Li would be best, she decided. A message for him on their work number.
She dialled, listened to her own voice answer, and said: ‘Li, this is Rosalie. It’s ten o’clock on Monday evening and I’m in Shenzhen, staying at the Shangri-La Hotel. I should be back by tomorrow afternoon at the latest.’
She hung up, thinking that the message would offer a modicum of insurance. If something went badly wrong, and she couldn’t make it back to Hong Kong, then at least the search party would have somewhere to start.
It was twenty minutes past midnight when Marker and Finn started down the slope towards the nearest of the cabins below. Both men were carrying silenced MP5s, and Finn also had the camcorder. The two-man patrols had continued in their set pattern all evening, and the latest had just returned to the usual building, which was the only one still showing a light. It would be forty minute
s before another patrol set out.
The cabins were all in darkness, and all the doors seemed to be hanging open. Marker went into the first two, and found them bare but for a carpeting of tattered mattresses. It was a way-station for illegals.

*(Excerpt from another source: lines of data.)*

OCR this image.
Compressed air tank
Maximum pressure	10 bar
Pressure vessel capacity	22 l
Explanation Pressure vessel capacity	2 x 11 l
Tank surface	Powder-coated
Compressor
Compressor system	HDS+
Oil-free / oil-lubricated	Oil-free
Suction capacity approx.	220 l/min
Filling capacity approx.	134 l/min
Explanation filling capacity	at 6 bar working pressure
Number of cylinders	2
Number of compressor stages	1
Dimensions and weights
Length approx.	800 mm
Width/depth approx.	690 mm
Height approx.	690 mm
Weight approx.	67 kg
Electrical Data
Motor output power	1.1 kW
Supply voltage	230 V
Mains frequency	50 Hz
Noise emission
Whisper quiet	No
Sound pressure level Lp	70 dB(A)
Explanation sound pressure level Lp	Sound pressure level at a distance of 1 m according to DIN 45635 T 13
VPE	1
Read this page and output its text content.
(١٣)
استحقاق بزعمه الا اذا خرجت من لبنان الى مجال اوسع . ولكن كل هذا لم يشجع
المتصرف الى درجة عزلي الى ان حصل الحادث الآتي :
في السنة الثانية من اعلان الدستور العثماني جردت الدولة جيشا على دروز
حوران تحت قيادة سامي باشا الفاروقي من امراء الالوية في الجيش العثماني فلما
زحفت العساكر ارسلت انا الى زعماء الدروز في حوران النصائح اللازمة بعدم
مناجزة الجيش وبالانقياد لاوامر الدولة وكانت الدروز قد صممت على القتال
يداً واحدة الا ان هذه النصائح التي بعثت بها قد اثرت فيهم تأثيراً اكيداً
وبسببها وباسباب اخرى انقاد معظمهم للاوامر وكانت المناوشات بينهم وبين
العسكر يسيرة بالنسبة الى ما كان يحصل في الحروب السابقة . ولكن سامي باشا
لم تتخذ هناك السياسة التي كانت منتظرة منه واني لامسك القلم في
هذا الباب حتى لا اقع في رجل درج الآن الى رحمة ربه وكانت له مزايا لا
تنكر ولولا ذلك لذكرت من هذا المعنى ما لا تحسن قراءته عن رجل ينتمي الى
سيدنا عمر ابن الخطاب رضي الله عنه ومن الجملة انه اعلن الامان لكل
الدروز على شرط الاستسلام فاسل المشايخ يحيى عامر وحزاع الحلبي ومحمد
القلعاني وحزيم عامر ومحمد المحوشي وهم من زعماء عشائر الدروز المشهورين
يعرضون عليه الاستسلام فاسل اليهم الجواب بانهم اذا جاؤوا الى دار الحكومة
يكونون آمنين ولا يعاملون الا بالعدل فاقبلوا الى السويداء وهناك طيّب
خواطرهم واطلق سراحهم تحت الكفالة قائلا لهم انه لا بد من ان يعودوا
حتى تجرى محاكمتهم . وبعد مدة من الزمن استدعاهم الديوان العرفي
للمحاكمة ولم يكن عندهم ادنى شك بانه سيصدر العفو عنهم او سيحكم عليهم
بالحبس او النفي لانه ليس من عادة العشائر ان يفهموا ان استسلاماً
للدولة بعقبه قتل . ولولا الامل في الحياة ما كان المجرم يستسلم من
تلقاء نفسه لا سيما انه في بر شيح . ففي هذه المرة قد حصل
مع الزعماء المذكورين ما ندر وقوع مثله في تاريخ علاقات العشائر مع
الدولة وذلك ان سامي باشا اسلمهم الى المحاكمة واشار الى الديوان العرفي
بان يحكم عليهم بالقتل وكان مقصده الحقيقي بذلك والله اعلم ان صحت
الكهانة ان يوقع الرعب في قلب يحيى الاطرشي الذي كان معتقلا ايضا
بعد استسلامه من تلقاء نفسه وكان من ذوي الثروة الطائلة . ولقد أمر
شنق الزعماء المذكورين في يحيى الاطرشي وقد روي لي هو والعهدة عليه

The next few cabins were the same, and he was halfway to assuming that they all were when a different arrangement caught his eye. Two rows of cheap tables lined either side of the penultimate cabin, and on each row there was a line of cardboard boxes. A faint smell of shit and vomit hung in the air. It was a cut-price crèche. Built by cutthroats.
‘Jesus,’ Finn murmured as the camcorder whirred.
The door to the last cabin was shut, but they could hear snoring inside. It was a woman, presumably the old one they had seen doing the laundry. Finn had a mental picture of her at the Social Security office, explaining that her last job had been as a day-care attendant in a pirates’ crèche. ‘And why did you leave that job?’ the man behind the glass screen would ask.
They moved on through the grove of palms, and crouched for a couple of minutes in the shadow of a ruined watch-tower. Satisfied that there was no movement among the buildings a hundred yards ahead, they continued advancing until they reached the corner of the first building. A glance through the window showed it was empty, and had been for years.
Marker led the way round the back of the other old buildings, and from the corner of the last they could see in through the lighted window of the new structure beside the small modern warehouses. Two Chinese men were facing each other across a table, playing some sort of game. Both were smoking cigarettes and the cloud hanging between them looked almost poisonous in the yellow light.
The SBS men slipped across the gap, and Marker risked a quick glance through one of the side windows. He saw nothing to indicate the keeping of records. There was no telephone, let alone a fax machine. The communications radio which sat on a wooden table had been manufactured long before the days of miniaturization.
The other permanent staff were presumably asleep in the back.